MANILA: The volume of poultry products that the Philippines would import from the United States this year would likely exceed 90,495 metric tons (MT), according to the USA Poultry and Egg Export Council (USAPEEC). USAPEEC Vice President of Marketing Greg Tyler said the increase in demand for US poultry during the holidays would allow American exporters to surpass their shipments last year. Shipments of US poultry to the Philippines hit a record high of 199.508 million pounds (lbs), or about 90,495 MT, in 2016. “In the last quarter you will see a big push for our exports, especially during the holiday season”, Tyler told the BusinessMirror in an interview. The latest data from the US Department of Agriculture’s (USDA) Economic Research Service showed that US broiler meat exports to the Philippines in January to July reached 136.845 million lbs (62,071 MT), 23.53 percent higher than last year’s 110.777 million lbs (50,247 MT). Tyler said the 23.53-percent hike in shipments in the seven-month period could be attributed to the favorable price of chicken-leg quarters. “We have a very good outlook for our broiler exports. As long as the price is good, we think that our exports will continue to grow as leg quarters is one of our biggest exports to the Philippines,” he said. “Also, the US is [now an] avian influenza-free country. So we are exporting more to our markets and that’s part of the increase as well,” Tyler added.
Last year the Philippines purchased a total of 199.508 million lbs (90,495 MT) of broiler meat from the US, 26 percent higher than the 158.093 million lbs (71,709 MT) recorded in 2015. “We see that the Philippines would remain as a top 10 market as far as our broiler exports are concerned. The meat-processing association in the Philippines continues to develop new products, so we see growth in these markets,” Tyler said. He added the Philippines is a $70-million broiler market for the US and accounts for at least 3 percent of its total annual shipments. The USAPEEC is a nonprofit association that is an advocate for the American poultry industry on trade-policy issues. Because of its status as a not-for-profit entity, USAPEEC said it does not lobby, but it can and does act as intermediary with the USDA, both in Washington and at embassies and Agricultural Trade Offices around the world. The US continues to be the Philippines’ number one supplier of agricultural products, and the Philippines is its 10th largest market in the world. According to the USDA, the Philippines is the second largest market for US soybean meal (SBM), next to Mexico. Driven by a strong feed demand from the domestic hog and poultry industries, the USDA projected that SBM imports in 2017/2018 would reach 2.85 million MT (MMT).
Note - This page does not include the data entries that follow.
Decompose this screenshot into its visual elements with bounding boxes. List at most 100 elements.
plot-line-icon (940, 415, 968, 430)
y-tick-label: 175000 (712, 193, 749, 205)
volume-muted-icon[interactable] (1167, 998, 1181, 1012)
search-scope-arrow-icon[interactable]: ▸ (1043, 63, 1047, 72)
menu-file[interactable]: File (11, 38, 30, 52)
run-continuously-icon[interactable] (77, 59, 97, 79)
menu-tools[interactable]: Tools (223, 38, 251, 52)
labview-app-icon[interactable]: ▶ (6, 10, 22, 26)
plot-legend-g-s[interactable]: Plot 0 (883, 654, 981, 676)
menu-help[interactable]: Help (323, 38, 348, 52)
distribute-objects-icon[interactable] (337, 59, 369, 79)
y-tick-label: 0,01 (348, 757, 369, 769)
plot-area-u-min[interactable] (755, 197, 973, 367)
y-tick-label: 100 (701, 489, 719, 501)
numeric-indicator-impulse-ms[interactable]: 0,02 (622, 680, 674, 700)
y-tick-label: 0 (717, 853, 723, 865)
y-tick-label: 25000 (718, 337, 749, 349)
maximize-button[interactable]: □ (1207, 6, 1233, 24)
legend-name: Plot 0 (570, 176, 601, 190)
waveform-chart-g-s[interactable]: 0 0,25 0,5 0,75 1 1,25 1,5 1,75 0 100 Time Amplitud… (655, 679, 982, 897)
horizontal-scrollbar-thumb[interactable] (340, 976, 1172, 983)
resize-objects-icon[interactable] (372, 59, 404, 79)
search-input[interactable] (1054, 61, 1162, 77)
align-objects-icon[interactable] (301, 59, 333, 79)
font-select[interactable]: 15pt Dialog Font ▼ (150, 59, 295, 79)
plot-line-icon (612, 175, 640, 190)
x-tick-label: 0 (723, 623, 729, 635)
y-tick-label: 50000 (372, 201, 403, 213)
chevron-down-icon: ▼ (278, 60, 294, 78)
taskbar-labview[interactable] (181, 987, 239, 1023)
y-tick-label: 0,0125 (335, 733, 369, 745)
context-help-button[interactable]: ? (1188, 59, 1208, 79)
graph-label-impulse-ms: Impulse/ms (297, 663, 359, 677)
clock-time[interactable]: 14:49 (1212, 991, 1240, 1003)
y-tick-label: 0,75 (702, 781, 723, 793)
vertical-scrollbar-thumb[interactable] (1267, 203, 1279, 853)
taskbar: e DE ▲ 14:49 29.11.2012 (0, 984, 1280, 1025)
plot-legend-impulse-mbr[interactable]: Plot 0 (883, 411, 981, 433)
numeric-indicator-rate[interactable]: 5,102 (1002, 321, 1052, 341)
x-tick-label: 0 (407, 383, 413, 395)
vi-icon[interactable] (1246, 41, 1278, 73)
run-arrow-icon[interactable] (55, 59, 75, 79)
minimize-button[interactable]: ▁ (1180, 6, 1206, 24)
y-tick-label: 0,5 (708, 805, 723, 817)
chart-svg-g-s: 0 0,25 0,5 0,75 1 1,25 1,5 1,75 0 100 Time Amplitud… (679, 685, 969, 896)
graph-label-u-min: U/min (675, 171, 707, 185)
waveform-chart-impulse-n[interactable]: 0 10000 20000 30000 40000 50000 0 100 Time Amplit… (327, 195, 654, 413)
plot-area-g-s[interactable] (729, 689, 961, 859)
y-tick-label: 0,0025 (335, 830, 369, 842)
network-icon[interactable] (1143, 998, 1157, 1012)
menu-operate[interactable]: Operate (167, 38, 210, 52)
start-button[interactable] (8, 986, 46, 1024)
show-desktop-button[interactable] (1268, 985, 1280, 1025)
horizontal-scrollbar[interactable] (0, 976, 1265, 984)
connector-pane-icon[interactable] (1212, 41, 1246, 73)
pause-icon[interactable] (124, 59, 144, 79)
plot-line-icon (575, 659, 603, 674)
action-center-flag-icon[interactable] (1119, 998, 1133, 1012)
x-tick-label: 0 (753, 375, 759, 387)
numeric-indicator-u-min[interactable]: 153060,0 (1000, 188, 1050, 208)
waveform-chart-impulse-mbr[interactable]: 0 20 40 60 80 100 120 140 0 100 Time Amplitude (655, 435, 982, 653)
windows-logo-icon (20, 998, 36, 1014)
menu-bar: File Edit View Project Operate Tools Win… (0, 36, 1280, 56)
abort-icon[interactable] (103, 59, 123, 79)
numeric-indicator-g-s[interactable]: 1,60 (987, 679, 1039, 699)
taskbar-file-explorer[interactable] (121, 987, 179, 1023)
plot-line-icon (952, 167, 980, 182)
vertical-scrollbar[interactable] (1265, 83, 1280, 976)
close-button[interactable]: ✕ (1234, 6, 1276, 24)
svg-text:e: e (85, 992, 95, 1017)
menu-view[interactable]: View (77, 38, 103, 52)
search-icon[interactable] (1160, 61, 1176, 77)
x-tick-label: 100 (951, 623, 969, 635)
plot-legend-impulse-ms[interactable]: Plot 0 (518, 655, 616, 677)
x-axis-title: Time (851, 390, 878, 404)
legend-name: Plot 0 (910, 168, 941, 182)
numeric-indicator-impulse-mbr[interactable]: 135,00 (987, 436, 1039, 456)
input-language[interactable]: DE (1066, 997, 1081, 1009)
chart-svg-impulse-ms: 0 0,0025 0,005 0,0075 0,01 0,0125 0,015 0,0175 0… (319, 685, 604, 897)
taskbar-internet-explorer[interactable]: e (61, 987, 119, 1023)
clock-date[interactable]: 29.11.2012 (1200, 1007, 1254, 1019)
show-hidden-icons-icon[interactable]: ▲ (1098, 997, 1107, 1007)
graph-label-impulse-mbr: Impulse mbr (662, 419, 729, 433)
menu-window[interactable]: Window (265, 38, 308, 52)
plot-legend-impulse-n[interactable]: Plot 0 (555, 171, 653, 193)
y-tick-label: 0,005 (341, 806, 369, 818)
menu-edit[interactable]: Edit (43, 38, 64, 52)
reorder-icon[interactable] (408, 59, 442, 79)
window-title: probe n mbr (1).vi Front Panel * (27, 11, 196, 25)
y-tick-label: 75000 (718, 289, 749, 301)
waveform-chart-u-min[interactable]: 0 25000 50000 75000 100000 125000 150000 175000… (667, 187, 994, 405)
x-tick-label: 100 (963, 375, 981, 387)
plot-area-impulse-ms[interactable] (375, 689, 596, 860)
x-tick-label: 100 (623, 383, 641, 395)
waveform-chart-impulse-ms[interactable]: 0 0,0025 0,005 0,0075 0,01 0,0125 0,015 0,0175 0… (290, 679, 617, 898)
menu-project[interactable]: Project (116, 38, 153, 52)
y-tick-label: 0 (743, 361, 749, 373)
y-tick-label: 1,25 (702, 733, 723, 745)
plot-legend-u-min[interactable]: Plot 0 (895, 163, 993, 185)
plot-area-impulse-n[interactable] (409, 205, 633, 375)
The Philippines is also the top destination of fresh or chilled potatoes from the US. Data from the USDA showed that American producers exported nearly $6.6 million of fresh or chilled potatoes to the Philippines in 2016. Other American products that are shipped to the Philippines include pet food and processed food and beverages. In a previous Global Agricultural Information Network report, the US is projected to increase its shipments of pet food to the Philippines by nearly 10 percent to $28.8 million this year, from $26.2 million a year ago. “Exports of US dog and cat food to the Philippines more than tripled over the past 10 years and reached $26.2 million in 2016, up 10 percent over the previous year,” the report published on July 27 read. “The booming economy and higher disposable income contributed to the healthy export performance.” The Philippines also exports farm products to the US, such as coconut oil, dried mangoes, pineapple, and tuna. Last year data from the Philippine Statistics Authority (PSA) showed the Philippines continued to purchase more food from abroad, as agricultural imports rose 10.6 percent to $12.52 billion, from $11.32 billion recorded in 2015. Data from the PSA showed the increase in food imports widened the country’s agricultural trade deficit to $7.24 billion in 2016, from $6.17 billion in 2015. The country’s top 5 imports included wheat, soya bean oil/cake meal, milk and cream products, coffee and frozen meat of bovine animals.